Since last spring, when she took over Shalako Pecan Farm, a 200-tree, 8-acre production, processing and retail operation near Casa Grande, Ariz., Penny Bagnall has learned quite a bit about running the business.

“The most important thing I learned is that I can do it,” says the former secretary. “The farm was my father’s dream, and I like working outdoors.”

Her father, Chuck Mackley, planted the orchard, which includes Western Schley and Wichita, in 1984 as a retirement hobby. Today, that hobby has become a full-time business, complete with a shaker, cracker, sheller, sorter, blower final inspection table, roaster and store.

Bagnall, who operates all the equipment, is helped by her mother, Jane, and several part-time employees.

Selling directly to consumers appeals to her, and packaged products include seven different flavors of shelled pecans and two pecan candies.

“I like the contact with our customers, who come not only to our place of business, but also our home,” she says. “And, I like creating flavored pecans, using the recipes I’ve developed.”

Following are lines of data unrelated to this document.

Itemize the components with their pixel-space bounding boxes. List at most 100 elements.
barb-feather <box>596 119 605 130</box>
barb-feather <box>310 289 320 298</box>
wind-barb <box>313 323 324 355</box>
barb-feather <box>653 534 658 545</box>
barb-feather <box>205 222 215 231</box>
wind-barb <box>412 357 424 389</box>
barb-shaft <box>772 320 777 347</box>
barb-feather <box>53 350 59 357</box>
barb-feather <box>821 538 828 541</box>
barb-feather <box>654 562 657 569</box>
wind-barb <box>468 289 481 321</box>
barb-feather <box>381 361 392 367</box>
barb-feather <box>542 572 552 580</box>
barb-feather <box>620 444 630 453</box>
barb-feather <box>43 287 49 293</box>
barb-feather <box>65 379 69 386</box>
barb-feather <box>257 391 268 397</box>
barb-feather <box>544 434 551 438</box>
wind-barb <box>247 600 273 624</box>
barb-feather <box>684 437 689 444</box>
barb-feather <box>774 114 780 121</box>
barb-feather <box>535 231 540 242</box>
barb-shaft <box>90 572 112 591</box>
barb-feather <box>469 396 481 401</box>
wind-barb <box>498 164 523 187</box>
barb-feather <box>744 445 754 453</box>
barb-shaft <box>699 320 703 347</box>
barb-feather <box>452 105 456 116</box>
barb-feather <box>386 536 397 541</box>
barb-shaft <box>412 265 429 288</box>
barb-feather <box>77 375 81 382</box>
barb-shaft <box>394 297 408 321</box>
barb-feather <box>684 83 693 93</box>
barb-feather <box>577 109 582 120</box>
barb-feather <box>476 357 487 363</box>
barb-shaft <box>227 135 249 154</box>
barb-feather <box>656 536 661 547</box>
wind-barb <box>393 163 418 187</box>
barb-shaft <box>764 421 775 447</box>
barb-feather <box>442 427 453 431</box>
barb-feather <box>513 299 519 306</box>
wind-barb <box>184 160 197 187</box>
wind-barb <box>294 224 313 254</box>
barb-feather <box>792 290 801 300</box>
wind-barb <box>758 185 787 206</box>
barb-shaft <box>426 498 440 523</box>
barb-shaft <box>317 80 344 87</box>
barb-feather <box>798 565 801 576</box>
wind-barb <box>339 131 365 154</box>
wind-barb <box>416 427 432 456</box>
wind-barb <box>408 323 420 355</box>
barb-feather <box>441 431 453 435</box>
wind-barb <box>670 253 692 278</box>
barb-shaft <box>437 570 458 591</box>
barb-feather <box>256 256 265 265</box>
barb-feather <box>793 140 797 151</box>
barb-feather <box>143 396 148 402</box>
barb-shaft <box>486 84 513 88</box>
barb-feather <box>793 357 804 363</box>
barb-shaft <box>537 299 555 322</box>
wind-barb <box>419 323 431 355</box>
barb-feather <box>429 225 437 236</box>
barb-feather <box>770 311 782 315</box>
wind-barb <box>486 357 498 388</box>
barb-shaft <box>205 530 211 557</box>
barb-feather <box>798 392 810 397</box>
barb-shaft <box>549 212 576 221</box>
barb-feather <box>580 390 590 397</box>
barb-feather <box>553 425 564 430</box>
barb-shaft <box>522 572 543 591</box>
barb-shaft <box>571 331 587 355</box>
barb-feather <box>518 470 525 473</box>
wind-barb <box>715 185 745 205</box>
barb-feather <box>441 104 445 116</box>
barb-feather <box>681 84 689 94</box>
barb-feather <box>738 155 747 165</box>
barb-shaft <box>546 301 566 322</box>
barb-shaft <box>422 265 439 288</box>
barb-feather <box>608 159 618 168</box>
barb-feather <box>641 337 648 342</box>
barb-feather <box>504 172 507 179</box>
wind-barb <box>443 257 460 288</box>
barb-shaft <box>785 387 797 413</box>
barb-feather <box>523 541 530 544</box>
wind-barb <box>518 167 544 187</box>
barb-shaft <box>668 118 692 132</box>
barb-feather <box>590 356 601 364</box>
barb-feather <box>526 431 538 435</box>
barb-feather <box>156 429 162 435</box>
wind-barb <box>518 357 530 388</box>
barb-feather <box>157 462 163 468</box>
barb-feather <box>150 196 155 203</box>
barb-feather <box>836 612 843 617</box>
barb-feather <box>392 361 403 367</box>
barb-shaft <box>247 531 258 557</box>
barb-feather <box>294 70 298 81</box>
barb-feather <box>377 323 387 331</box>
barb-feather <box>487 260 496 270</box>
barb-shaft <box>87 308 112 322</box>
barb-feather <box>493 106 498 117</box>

Normally, water supplies have been adequate for the flood-irrigated trees, but because of record-setting heat this summer, Bagnall expects to exceed her allotment and end up buying additional water to meet the orchard’s needs.

Diseases have never posed a threat to the trees, she says. The main insect problems are aphids — both the green and the more destructive black-margined species. “As long as we keep the ground disked up between monthly irrigations, we can keep the orchard free of vegetation that can harbor insects. For the past 15 years, we’ve been fortunate to have lacewings to keep the aphids cleaned up. But, twice in that time, we’ve had to buy more lacewings from a supplier.”

As of mid-August, Bagnall says, trees were looking good. “They were growing as they should, with an average of three to four nuts per cluster.”

So far, her biggest production challenge has been coping with the high price of UAN 32, which is metered into the irrigation water. Last year, she spent $700 for the nitrogen source every time she irrigated.

This year, Bagnall has cut fertilizer use to every other watering, reducing the cost by about $50 per irrigation, “As a result, we’ll probably see some loss of production and quality at harvest,” she says. “But, some fertilizer is better than none.”